|
Post by Admin on Dec 13, 2016 23:11:20 GMT 1
Since most of this section's topics concern hardware maintenance and downtime, this one thread shall be the reference point for all such future communications.
This way, hardware events won't pollute the more useful discussions that might happen on this forum section.
|
|
|
Post by Admin on Dec 13, 2016 23:35:51 GMT 1
Disk failure.
A hard drive in the server became intermittently non-responsive since yesterday. This causes intermittent I/O overload which prevents ATR from accessing the database and respond to users' queries.
A replacement disk has been ordered, since I had no spares. It will be mounted within a week. No data is lost due to RAID1 replication and two-steps backups.
The culprit is a Seagate Barracuda LP 2TB, with 42,000 hours of uptime. We may agree that the drive is old enough, though I had Hitachi disks with twice the life.
|
|
|
Post by Admin on Mar 7, 2017 18:08:19 GMT 1
Down for DNS outage.
My DNS provider, Namecheap Inc, is having its regular "disservice as a service" outage phase. The ATR server won't be reachable until they fix my DNS.
|
|
|
Post by Admin on Mar 12, 2017 15:25:51 GMT 1
Down for halted routing
Following an upgrade to both Linux kernel and to LXC, the network routing rules stopped working without any warning nor me knowing. I realized this yesterday and finished fixing the routing this afternoon.
All is functional at the moment.
|
|
|
Post by Admin on Nov 22, 2017 3:24:41 GMT 1
Discovered DNS outage
One hour ago I accidentally discovered that the DNS serving this add-on has been nonfunctional for over two days and counting, rendering the backend server used by ATR unreachable by any client request during this time, including right now, as the issue is not yet solved nor solvable by my side of the cable.
I opened a support ticket with the DNS provider, namecheap.com, and now they are supposed to resolve this issue ASAP.
As soon as the DNS returns functional, ATR will resume functioning with no further need for human intervention.
|
|
|
Post by Admin on Dec 7, 2017 23:27:02 GMT 1
Sorry for the additional hours of downtime today, I had to replace the fan of one CPU which caused overheat. After the fan was replaced, I got unexplainable software segfaults and memory corruptions. It turned out there was a dust particle struck between one of the RAM module pins and its motherboard socket. Apparently simply opening or manipulating the case was culpable.
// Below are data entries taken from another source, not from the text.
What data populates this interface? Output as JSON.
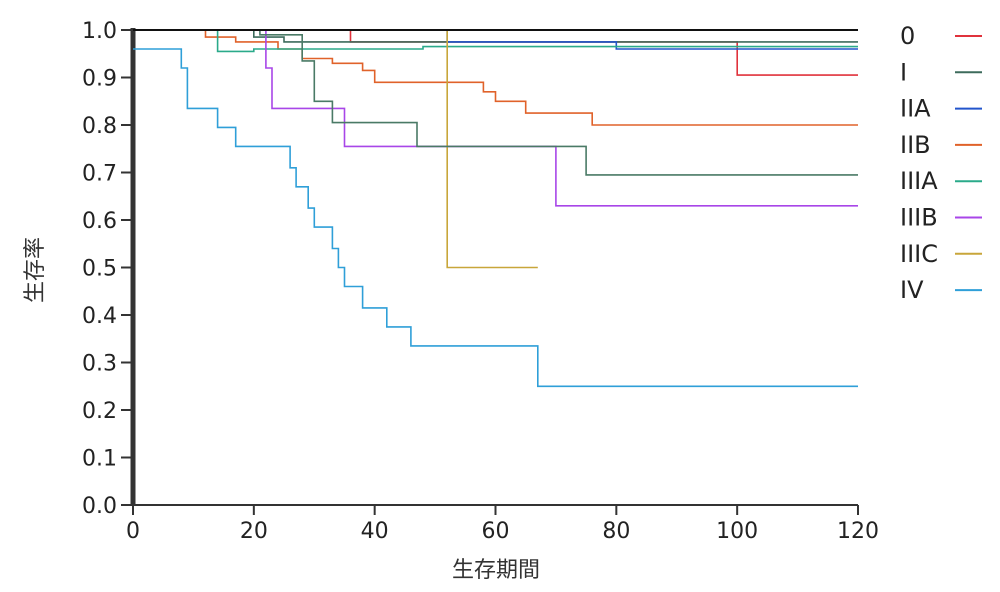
{
  "chart_data": {
    "type": "line",
    "title": "",
    "xlabel": "生存期間",
    "ylabel": "生存率",
    "xlim": [
      0,
      120
    ],
    "ylim": [
      0,
      1.0
    ],
    "x_ticks": [
      0,
      20,
      40,
      60,
      80,
      100,
      120
    ],
    "y_ticks": [
      0.0,
      0.1,
      0.2,
      0.3,
      0.4,
      0.5,
      0.6,
      0.7,
      0.8,
      0.9,
      1.0
    ],
    "x_tick_labels": [
      "0",
      "20",
      "40",
      "60",
      "80",
      "100",
      "120"
    ],
    "y_tick_labels": [
      "0.0",
      "0.1",
      "0.2",
      "0.3",
      "0.4",
      "0.5",
      "0.6",
      "0.7",
      "0.8",
      "0.9",
      "1.0"
    ],
    "legend_position": "right",
    "grid": false,
    "step": true,
    "series": [
      {
        "name": "0",
        "color": "#e0323c",
        "points": [
          [
            0,
            1.0
          ],
          [
            36,
            1.0
          ],
          [
            36,
            0.975
          ],
          [
            100,
            0.975
          ],
          [
            100,
            0.905
          ],
          [
            120,
            0.905
          ]
        ]
      },
      {
        "name": "I",
        "color": "#3d6b5c",
        "points": [
          [
            0,
            1.0
          ],
          [
            20,
            1.0
          ],
          [
            20,
            0.985
          ],
          [
            25,
            0.985
          ],
          [
            25,
            0.975
          ],
          [
            120,
            0.975
          ]
        ]
      },
      {
        "name": "IIA",
        "color": "#2255cc",
        "points": [
          [
            0,
            1.0
          ],
          [
            52,
            1.0
          ],
          [
            52,
            0.975
          ],
          [
            80,
            0.975
          ],
          [
            80,
            0.96
          ],
          [
            120,
            0.96
          ]
        ]
      },
      {
        "name": "IIB",
        "color": "#e0622a",
        "points": [
          [
            0,
            1.0
          ],
          [
            12,
            1.0
          ],
          [
            12,
            0.985
          ],
          [
            17,
            0.985
          ],
          [
            17,
            0.975
          ],
          [
            24,
            0.975
          ],
          [
            24,
            0.96
          ],
          [
            28,
            0.96
          ],
          [
            28,
            0.94
          ],
          [
            33,
            0.94
          ],
          [
            33,
            0.93
          ],
          [
            38,
            0.93
          ],
          [
            38,
            0.915
          ],
          [
            40,
            0.915
          ],
          [
            40,
            0.89
          ],
          [
            58,
            0.89
          ],
          [
            58,
            0.87
          ],
          [
            60,
            0.87
          ],
          [
            60,
            0.85
          ],
          [
            65,
            0.85
          ],
          [
            65,
            0.825
          ],
          [
            76,
            0.825
          ],
          [
            76,
            0.8
          ],
          [
            120,
            0.8
          ]
        ]
      },
      {
        "name": "IIIA",
        "color": "#2aaa8a",
        "points": [
          [
            0,
            1.0
          ],
          [
            14,
            1.0
          ],
          [
            14,
            0.955
          ],
          [
            20,
            0.955
          ],
          [
            20,
            0.96
          ],
          [
            48,
            0.96
          ],
          [
            48,
            0.965
          ],
          [
            120,
            0.965
          ]
        ]
      },
      {
        "name": "IIIB",
        "color": "#a846e8",
        "points": [
          [
            0,
            1.0
          ],
          [
            22,
            1.0
          ],
          [
            22,
            0.92
          ],
          [
            23,
            0.92
          ],
          [
            23,
            0.835
          ],
          [
            35,
            0.835
          ],
          [
            35,
            0.755
          ],
          [
            70,
            0.755
          ],
          [
            70,
            0.63
          ],
          [
            120,
            0.63
          ]
        ]
      },
      {
        "name": "IIIC",
        "color": "#c8a63a",
        "points": [
          [
            0,
            1.0
          ],
          [
            52,
            1.0
          ],
          [
            52,
            0.5
          ],
          [
            67,
            0.5
          ]
        ]
      },
      {
        "name": "IV",
        "color": "#2f9fd8",
        "points": [
          [
            0,
            0.96
          ],
          [
            8,
            0.96
          ],
          [
            8,
            0.92
          ],
          [
            9,
            0.92
          ],
          [
            9,
            0.835
          ],
          [
            14,
            0.835
          ],
          [
            14,
            0.795
          ],
          [
            17,
            0.795
          ],
          [
            17,
            0.755
          ],
          [
            26,
            0.755
          ],
          [
            26,
            0.71
          ],
          [
            27,
            0.71
          ],
          [
            27,
            0.67
          ],
          [
            29,
            0.67
          ],
          [
            29,
            0.625
          ],
          [
            30,
            0.625
          ],
          [
            30,
            0.585
          ],
          [
            33,
            0.585
          ],
          [
            33,
            0.54
          ],
          [
            34,
            0.54
          ],
          [
            34,
            0.5
          ],
          [
            35,
            0.5
          ],
          [
            35,
            0.46
          ],
          [
            38,
            0.46
          ],
          [
            38,
            0.415
          ],
          [
            42,
            0.415
          ],
          [
            42,
            0.375
          ],
          [
            46,
            0.375
          ],
          [
            46,
            0.335
          ],
          [
            67,
            0.335
          ],
          [
            67,
            0.25
          ],
          [
            120,
            0.25
          ]
        ]
      },
      {
        "name": "",
        "color": "#4a7a66",
        "points": [
          [
            0,
            1.0
          ],
          [
            21,
            1.0
          ],
          [
            21,
            0.99
          ],
          [
            28,
            0.99
          ],
          [
            28,
            0.935
          ],
          [
            30,
            0.935
          ],
          [
            30,
            0.85
          ],
          [
            33,
            0.85
          ],
          [
            33,
            0.805
          ],
          [
            47,
            0.805
          ],
          [
            47,
            0.755
          ],
          [
            75,
            0.755
          ],
          [
            75,
            0.695
          ],
          [
            120,
            0.695
          ]
        ]
      },
      {
        "name": "",
        "color": "#111111",
        "points": [
          [
            0,
            1.0
          ],
          [
            120,
            1.0
          ]
        ]
      }
    ]
  }
}
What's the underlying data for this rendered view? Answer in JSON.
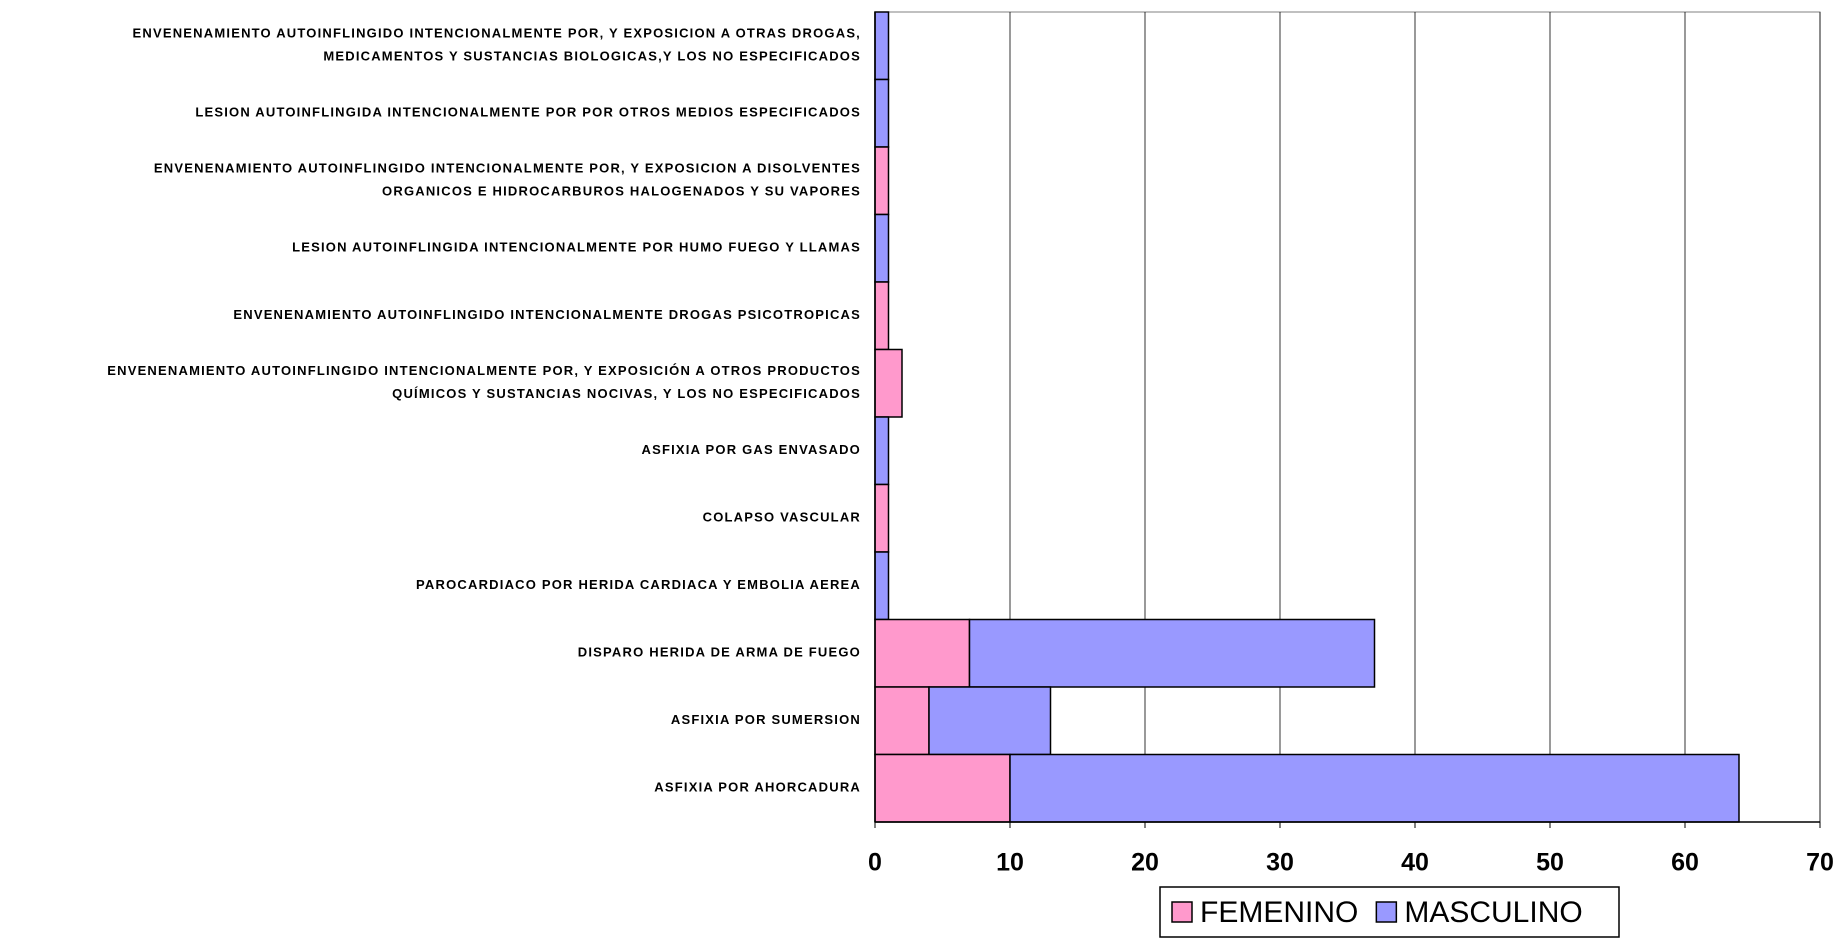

This is the second time that debris causes me a malfunction; the first time was due to a tin particle from soldering wire causing a short between two leads of a PWM IC on the same motherboard. The tin piece was so small and light that likely entered the case by being sucked thru the air filter; the computer in fact sits on the floor of my workshop, and the dust can be too much at times.
|
|